In Chapter 2, we introduce an inversion framework for determining the topography of internal boundaries jointly with volumetric parameters, using waveform inversion. The approach makes use of a referential description of elasticity to encode boundary topography within a volumetric parameter, putting topography on an equal footing with other parameters in the joint inversion. We derive expressions for sensitivity kernels in this parameterisation using the adjoint method, and calculate examples on a 2D domain. A second-order adjoint method is used to derive expressions for the application of the Hessian to a model perturbation.

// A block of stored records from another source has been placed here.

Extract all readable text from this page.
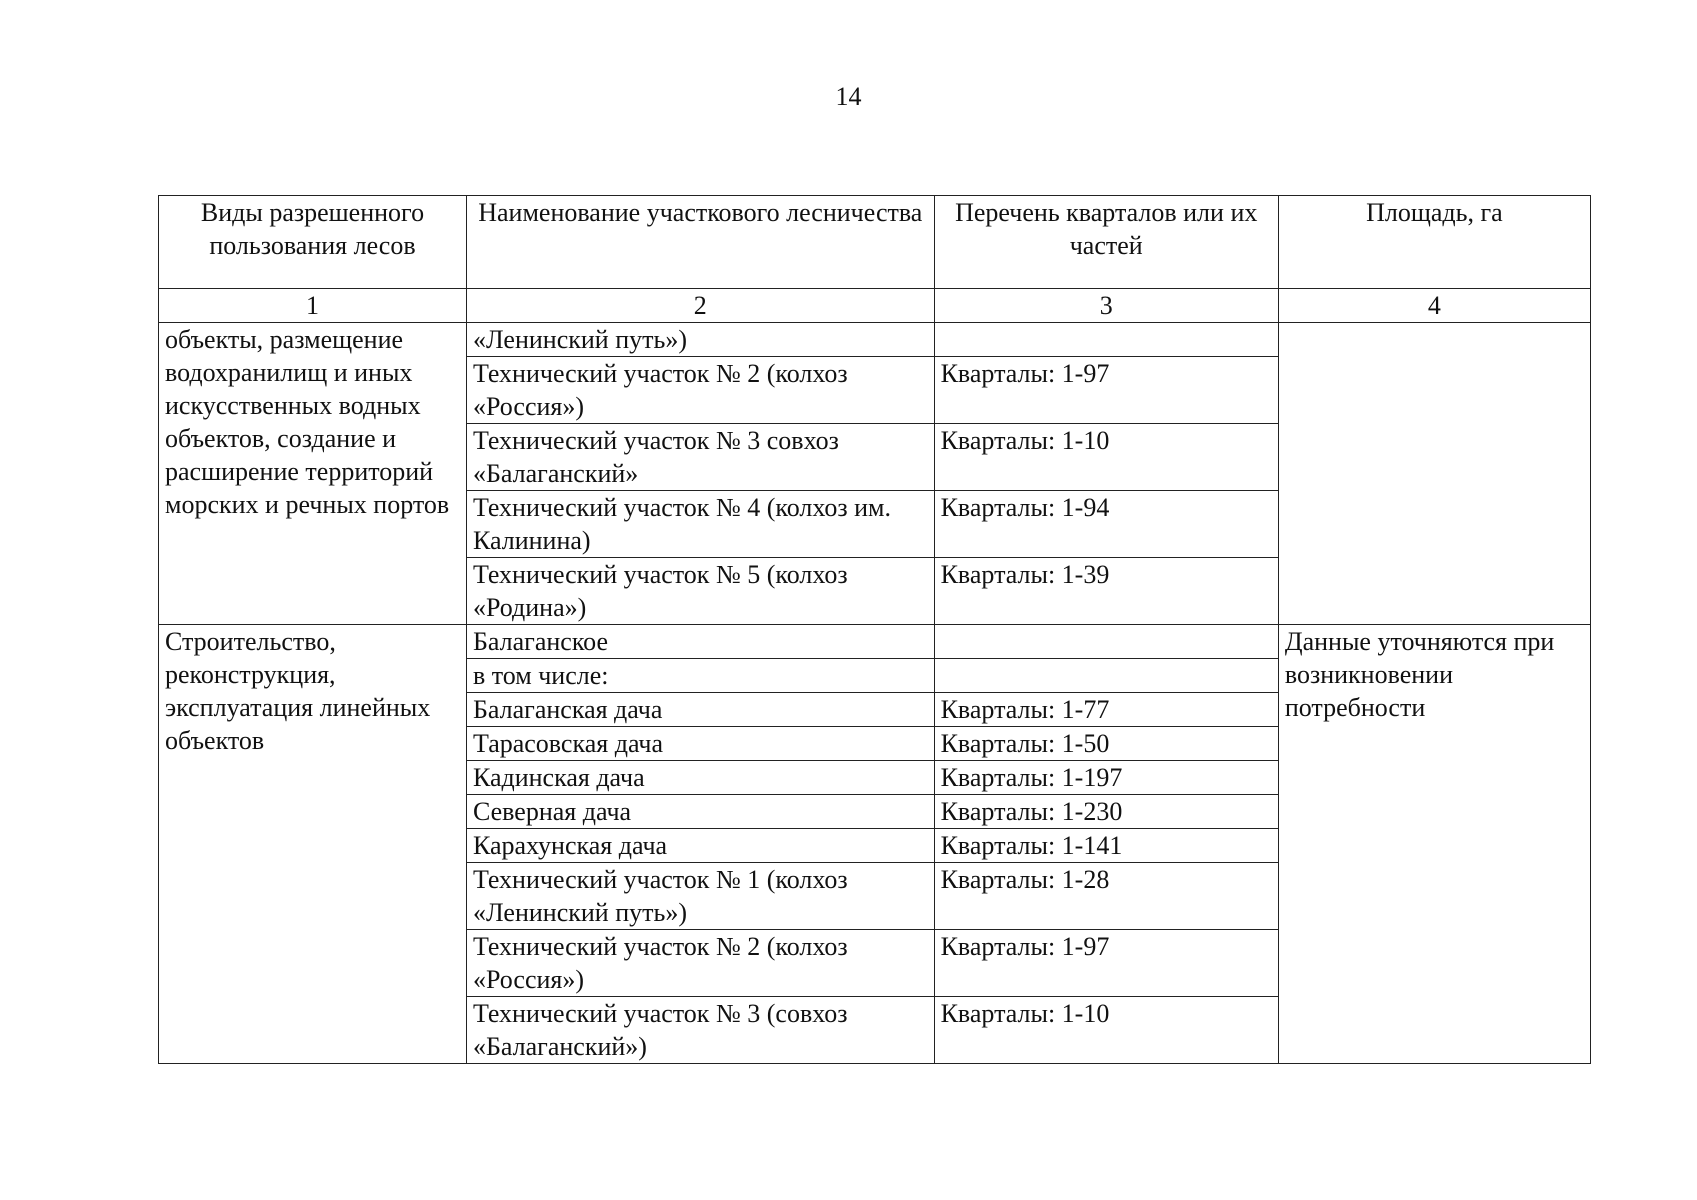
14
Виды разрешенного пользования лесов	Наименование участкового лесничества	Перечень кварталов или их частей	Площадь, га
1	2	3	4
объекты, размещение водохранилищ и иных искусственных водных объектов, создание и расширение территорий морских и речных портов	«Ленинский путь»)		
	Технический участок № 2 (колхоз «Россия»)	Кварталы: 1-97	
	Технический участок № 3 совхоз «Балаганский»	Кварталы: 1-10	
	Технический участок № 4 (колхоз им. Калинина)	Кварталы: 1-94	
	Технический участок № 5 (колхоз «Родина»)	Кварталы: 1-39	
Строительство, реконструкция, эксплуатация линейных объектов	Балаганское		Данные уточняются при возникновении потребности
	в том числе:		
	Балаганская дача	Кварталы: 1-77	
	Тарасовская дача	Кварталы: 1-50	
	Кадинская дача	Кварталы: 1-197	
	Северная дача	Кварталы: 1-230	
	Карахунская дача	Кварталы: 1-141	
	Технический участок № 1 (колхоз «Ленинский путь»)	Кварталы: 1-28	
	Технический участок № 2 (колхоз «Россия»)	Кварталы: 1-97	
	Технический участок № 3 (совхоз «Балаганский»)	Кварталы: 1-10	
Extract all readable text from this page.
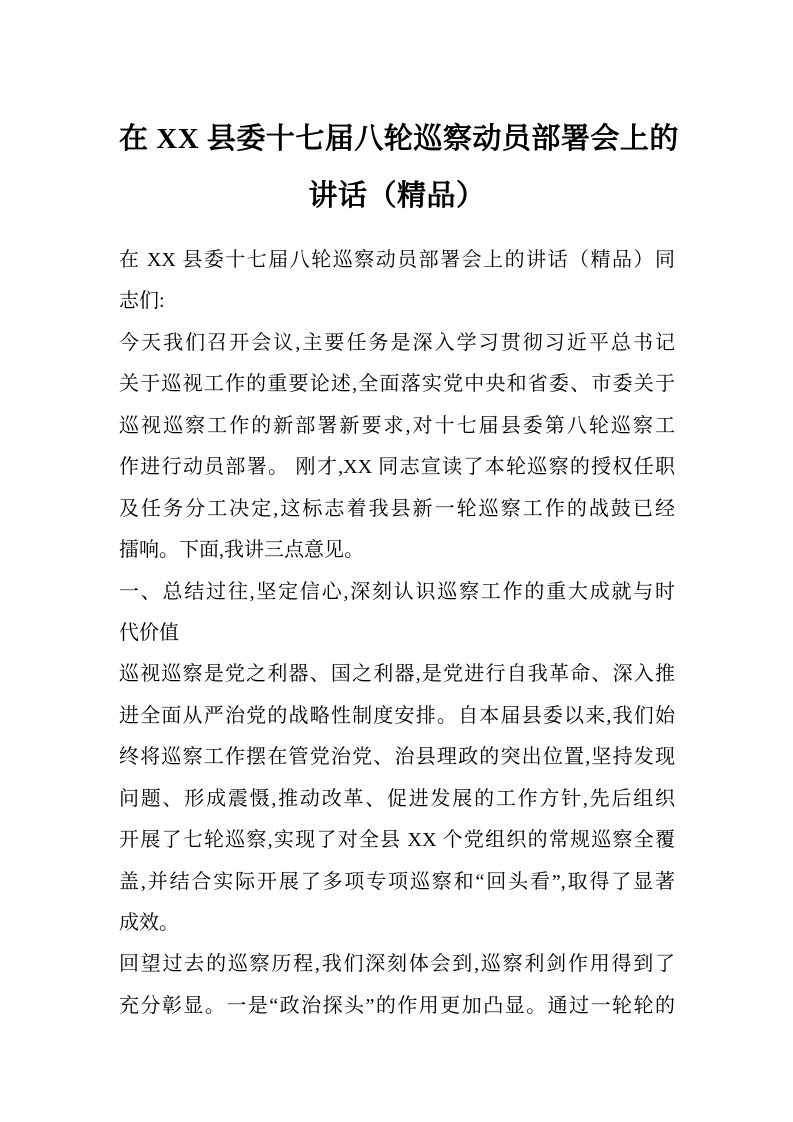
在 XX 县委十七届八轮巡察动员部署会上的
讲话（精品）
在 XX 县委十七届八轮巡察动员部署会上的讲话（精品）同
志们:
今天我们召开会议,主要任务是深入学习贯彻习近平总书记
关于巡视工作的重要论述,全面落实党中央和省委、市委关于
巡视巡察工作的新部署新要求,对十七届县委第八轮巡察工
作进行动员部署。 刚才,XX 同志宣读了本轮巡察的授权任职
及任务分工决定,这标志着我县新一轮巡察工作的战鼓已经
擂响。下面,我讲三点意见。
一、总结过往,坚定信心,深刻认识巡察工作的重大成就与时
代价值
巡视巡察是党之利器、国之利器,是党进行自我革命、深入推
进全面从严治党的战略性制度安排。自本届县委以来,我们始
终将巡察工作摆在管党治党、治县理政的突出位置,坚持发现
问题、形成震慑,推动改革、促进发展的工作方针,先后组织
开展了七轮巡察,实现了对全县 XX 个党组织的常规巡察全覆
盖,并结合实际开展了多项专项巡察和“回头看”,取得了显著
成效。
回望过去的巡察历程,我们深刻体会到,巡察利剑作用得到了
充分彰显。一是“政治探头”的作用更加凸显。通过一轮轮的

Chapter 3 sets out an approach for determining a suitable function space to use as a model space in geophysical inverse problems, including seismic tomography. In particular, we show that a Sobolev space is often a suitable choice, and allows us to specify a required degree of regularity for model parameters. We show that gradients in a Sobolev space can be calculated by a post-processing of a derivative, with the gradient being smoother than the derivative. The calculation of these gradients is demonstrated in different scenarios on spherical domains.
The final chapter presents a simple application of the Sobolev gradient method, to linearised ray tomography in 2D. This allows us to investigate the potential impacts of the choice of function space on tomography problems more generally. A particular advantage of the method used is that the minimum-norm solution to the least squares inverse problem with exact data can be calculated.